It's an unlikely beginning to what became a momentous, history-changing history fair project. Eleven-year-old Hunter Scott was watching Jaws
one day when he first heard about the World War II sinking of the USS Indianapolis. Intrigued, he investigated further, and discovered a shocking, heartbreaking story behind what should have been a tale of heroism and patriotism. Torpedoed by a Japanese submarine, the Indianapolis went down in minutes, taking more than 800 sailors with it. Several hundred survived, but only after spending days in the open sea with sharks diminishing their numbers hourly. This is only the beginning of the tragedy, however. In an effort to make an example of the ship's captain, and in order to deflect blame from itself, the U.S. Navy unfairly court-martialed the captain, painfully changing the lives of all the men involved.

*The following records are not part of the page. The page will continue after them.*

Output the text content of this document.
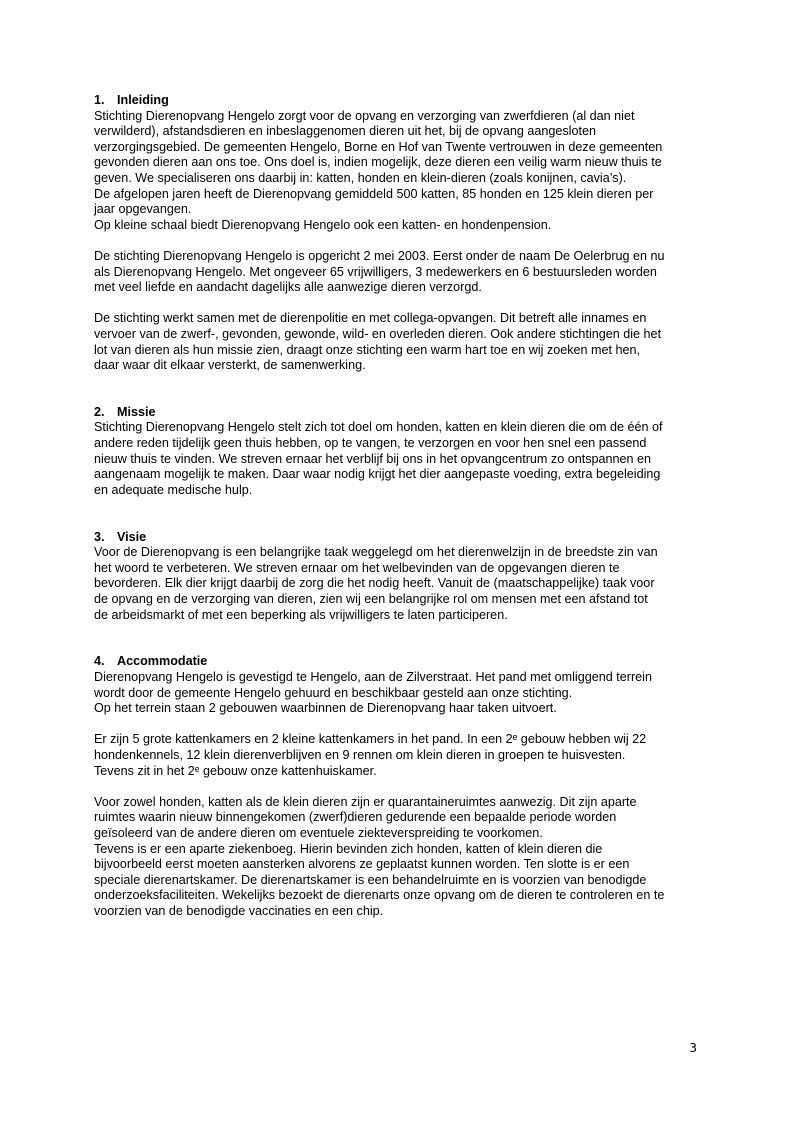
1. Inleiding

Stichting Dierenopvang Hengelo zorgt voor de opvang en verzorging van zwerfdieren (al dan niet
verwilderd), afstandsdieren en inbeslaggenomen dieren uit het, bij de opvang aangesloten
verzorgingsgebied. De gemeenten Hengelo, Borne en Hof van Twente vertrouwen in deze gemeenten
gevonden dieren aan ons toe. Ons doel is, indien mogelijk, deze dieren een veilig warm nieuw thuis te
geven. We specialiseren ons daarbij in: katten, honden en klein-dieren (zoals konijnen, cavia’s).
De afgelopen jaren heeft de Dierenopvang gemiddeld 500 katten, 85 honden en 125 klein dieren per
jaar opgevangen.
Op kleine schaal biedt Dierenopvang Hengelo ook een katten- en hondenpension.

De stichting Dierenopvang Hengelo is opgericht 2 mei 2003. Eerst onder de naam De Oelerbrug en nu
als Dierenopvang Hengelo. Met ongeveer 65 vrijwilligers, 3 medewerkers en 6 bestuursleden worden
met veel liefde en aandacht dagelijks alle aanwezige dieren verzorgd.

De stichting werkt samen met de dierenpolitie en met collega-opvangen. Dit betreft alle innames en
vervoer van de zwerf-, gevonden, gewonde, wild- en overleden dieren. Ook andere stichtingen die het
lot van dieren als hun missie zien, draagt onze stichting een warm hart toe en wij zoeken met hen,
daar waar dit elkaar versterkt, de samenwerking.

2. Missie

Stichting Dierenopvang Hengelo stelt zich tot doel om honden, katten en klein dieren die om de één of
andere reden tijdelijk geen thuis hebben, op te vangen, te verzorgen en voor hen snel een passend
nieuw thuis te vinden. We streven ernaar het verblijf bij ons in het opvangcentrum zo ontspannen en
aangenaam mogelijk te maken. Daar waar nodig krijgt het dier aangepaste voeding, extra begeleiding
en adequate medische hulp.

3. Visie

Voor de Dierenopvang is een belangrijke taak weggelegd om het dierenwelzijn in de breedste zin van
het woord te verbeteren. We streven ernaar om het welbevinden van de opgevangen dieren te
bevorderen. Elk dier krijgt daarbij de zorg die het nodig heeft. Vanuit de (maatschappelijke) taak voor
de opvang en de verzorging van dieren, zien wij een belangrijke rol om mensen met een afstand tot
de arbeidsmarkt of met een beperking als vrijwilligers te laten participeren.

4. Accommodatie

Dierenopvang Hengelo is gevestigd te Hengelo, aan de Zilverstraat. Het pand met omliggend terrein
wordt door de gemeente Hengelo gehuurd en beschikbaar gesteld aan onze stichting.
Op het terrein staan 2 gebouwen waarbinnen de Dierenopvang haar taken uitvoert.

Er zijn 5 grote kattenkamers en 2 kleine kattenkamers in het pand. In een 2ᵉ gebouw hebben wij 22
hondenkennels, 12 klein dierenverblijven en 9 rennen om klein dieren in groepen te huisvesten.
Tevens zit in het 2ᵉ gebouw onze kattenhuiskamer.

Voor zowel honden, katten als de klein dieren zijn er quarantaineruimtes aanwezig. Dit zijn aparte
ruimtes waarin nieuw binnengekomen (zwerf)dieren gedurende een bepaalde periode worden
geïsoleerd van de andere dieren om eventuele ziekteverspreiding te voorkomen.
Tevens is er een aparte ziekenboeg. Hierin bevinden zich honden, katten of klein dieren die
bijvoorbeeld eerst moeten aansterken alvorens ze geplaatst kunnen worden. Ten slotte is er een
speciale dierenartskamer. De dierenartskamer is een behandelruimte en is voorzien van benodigde
onderzoeksfaciliteiten. Wekelijks bezoekt de dierenarts onze opvang om de dieren te controleren en te
voorzien van de benodigde vaccinaties en een chip.

3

Basing much of his text on young Hunter Scott's research, author Pete Nelson does a fine job of presenting this story through the eyes of many of the survivors. Old and new photos allow readers to know many of the men of the ship, and personal accounts reveal the horrors of those days in the ocean--and later in the courtroom. A bittersweet ending will leave the reader pensive and deeply moved. (Ages 12 and older) --Emilie Coulter
From Publishers Weekly
Left for Dead by Pete Nelson explains how the research of 11-year-old Hunter Scott who was inspired by a passing reference in the movie Jaws uncovered the truth behind a historic WWII naval disaster aboard the USS Indianapolis and led to the reversal of the wrongful court martial of the ship's captain. A full-color photographic inset and a preface by the now 17-year-old Scott round out the volume.